Partial Caging: A Clearance-Based Definition and Deep Learning

Published: 2019, Last Modified: 15 Jan 2026IROS 2019EveryoneRevisionsBibTeXCC BY-SA 4.0
Abstract: Caging grasps limit the mobility of an object to a bounded component of configuration space. We introduce a notion of partial cage quality based on maximal clearance of an escaping path. As this is a computationally demanding task even in a two-dimensional scenario, we propose a deep learning approach. We design two convolutional neural networks and construct a pipeline for real-time partial cage quality estimation directly from 2D images of object models and planar caging tools. One neural network, CageMaskNN, is used to identify caging tool locations that can support partial cages, while a second network that we call CageClearanceNN is trained to predict the quality of those configurations. A dataset of 3811 images of objects and more than 19 million caging tool configurations is used to train and evaluate these networks on previously unseen objects and caging tool configurations.

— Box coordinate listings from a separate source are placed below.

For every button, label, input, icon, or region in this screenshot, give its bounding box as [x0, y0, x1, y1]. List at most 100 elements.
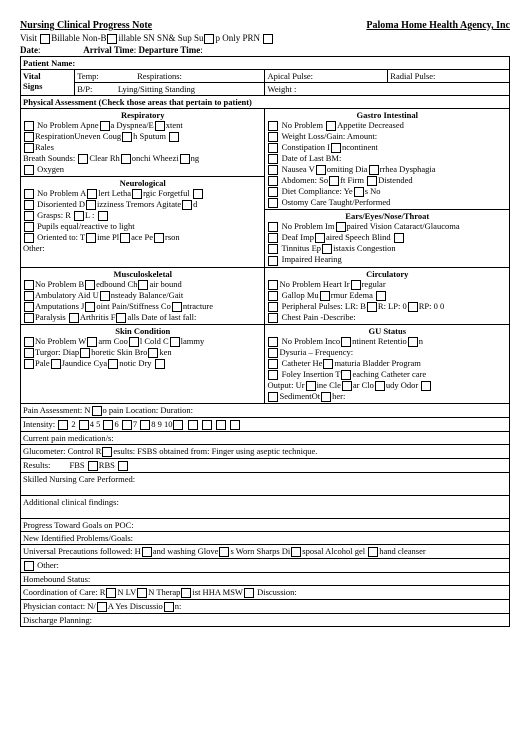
cb[interactable]	[376, 291, 386, 301]
cb[interactable]	[291, 547, 301, 557]
cb[interactable]	[170, 337, 180, 347]
cb[interactable]	[24, 280, 34, 290]
cb[interactable]	[98, 211, 108, 221]
cb[interactable]	[316, 165, 326, 175]
cb[interactable]	[85, 302, 95, 312]
cb[interactable]	[24, 291, 34, 301]
cb[interactable]	[182, 200, 192, 210]
cb[interactable]	[351, 280, 361, 290]
cb[interactable]	[164, 602, 174, 612]
cb[interactable]	[354, 187, 364, 197]
cb[interactable]	[100, 291, 110, 301]
cb[interactable]	[336, 222, 346, 232]
cb[interactable]	[219, 547, 229, 557]
cb[interactable]	[268, 121, 278, 131]
cb[interactable]	[97, 602, 107, 612]
cb[interactable]	[421, 381, 431, 391]
cb[interactable]	[138, 280, 148, 290]
cb[interactable]	[118, 461, 128, 471]
cb[interactable]	[51, 359, 61, 369]
cb[interactable]	[88, 461, 98, 471]
cb[interactable]	[24, 143, 34, 153]
cb[interactable]	[230, 420, 240, 430]
cb[interactable]	[367, 176, 377, 186]
cb[interactable]	[341, 370, 351, 380]
cb[interactable]	[154, 233, 164, 243]
cb[interactable]	[108, 359, 118, 369]
cb[interactable]	[408, 302, 418, 312]
cb[interactable]	[408, 337, 418, 347]
cb[interactable]	[85, 280, 95, 290]
cb[interactable]	[120, 233, 130, 243]
cb[interactable]	[326, 121, 336, 131]
cb[interactable]	[86, 200, 96, 210]
cb[interactable]	[102, 447, 112, 457]
cb[interactable]	[202, 420, 212, 430]
cb[interactable]	[122, 420, 132, 430]
cb[interactable]	[24, 561, 34, 571]
cb[interactable]	[268, 280, 278, 290]
cb[interactable]	[369, 165, 379, 175]
cb[interactable]	[268, 291, 278, 301]
sup-cb[interactable]	[204, 34, 214, 44]
cb[interactable]	[24, 302, 34, 312]
cb[interactable]	[394, 233, 404, 243]
cb[interactable]	[24, 121, 34, 131]
cb[interactable]	[268, 154, 278, 164]
cb[interactable]	[181, 588, 191, 598]
cb[interactable]	[100, 121, 110, 131]
cb[interactable]	[268, 302, 278, 312]
cb[interactable]	[268, 337, 278, 347]
cb[interactable]	[268, 392, 278, 402]
cb[interactable]	[268, 176, 278, 186]
cb[interactable]	[368, 547, 378, 557]
cb[interactable]	[188, 420, 198, 430]
cb[interactable]	[329, 176, 339, 186]
cb[interactable]	[122, 132, 132, 142]
cb[interactable]	[268, 244, 278, 254]
cb[interactable]	[137, 588, 147, 598]
cb[interactable]	[142, 547, 152, 557]
cb[interactable]	[193, 189, 203, 199]
cb[interactable]	[24, 313, 34, 323]
cb[interactable]	[320, 291, 330, 301]
cb[interactable]	[24, 165, 34, 175]
cb[interactable]	[24, 200, 34, 210]
cb[interactable]	[155, 359, 165, 369]
cb[interactable]	[80, 348, 90, 358]
cb[interactable]	[268, 256, 278, 266]
cb[interactable]	[216, 420, 226, 430]
cb[interactable]	[148, 348, 158, 358]
cb[interactable]	[268, 359, 278, 369]
cb[interactable]	[69, 313, 79, 323]
cb[interactable]	[58, 420, 68, 430]
cb[interactable]	[173, 420, 183, 430]
cb[interactable]	[306, 381, 316, 391]
cb[interactable]	[87, 337, 97, 347]
cb[interactable]	[172, 302, 182, 312]
cb[interactable]	[367, 302, 377, 312]
cb[interactable]	[268, 222, 278, 232]
cb[interactable]	[129, 337, 139, 347]
cb[interactable]	[87, 189, 97, 199]
cb[interactable]	[121, 154, 131, 164]
nonbillable-cb[interactable]	[107, 34, 117, 44]
cb[interactable]	[375, 381, 385, 391]
cb[interactable]	[268, 370, 278, 380]
cb[interactable]	[106, 588, 116, 598]
cb[interactable]	[116, 313, 126, 323]
cb[interactable]	[24, 348, 34, 358]
cb[interactable]	[180, 154, 190, 164]
cb[interactable]	[315, 233, 325, 243]
cb[interactable]	[24, 132, 34, 142]
cb[interactable]	[323, 359, 333, 369]
prn-cb[interactable]	[263, 34, 273, 44]
cb[interactable]	[78, 154, 88, 164]
cb[interactable]	[132, 189, 142, 199]
cb[interactable]	[268, 198, 278, 208]
cb[interactable]	[268, 233, 278, 243]
cb[interactable]	[140, 420, 150, 430]
cb[interactable]	[155, 121, 165, 131]
cb[interactable]	[322, 244, 332, 254]
cb[interactable]	[169, 132, 179, 142]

Furthermore, the networks are trained jointly on configurations for both 3 and 4 caging tool configurations whose shape varies along a 1-parameter family of increasing elongation. In experiments, we study how the networks’ performance depends on the size of the training dataset, as well as how to efficiently deal with unevenly distributed training data. In further analysis, we show that the evaluation pipeline can approximately identify connected regions of successful caging tool placements and we evaluate the continuity of the cage quality score evaluation along caging tool trajectories. Experiments show that evaluation of a given configuration on a GeForce GTX 1080 GPU takes less than 6 ms.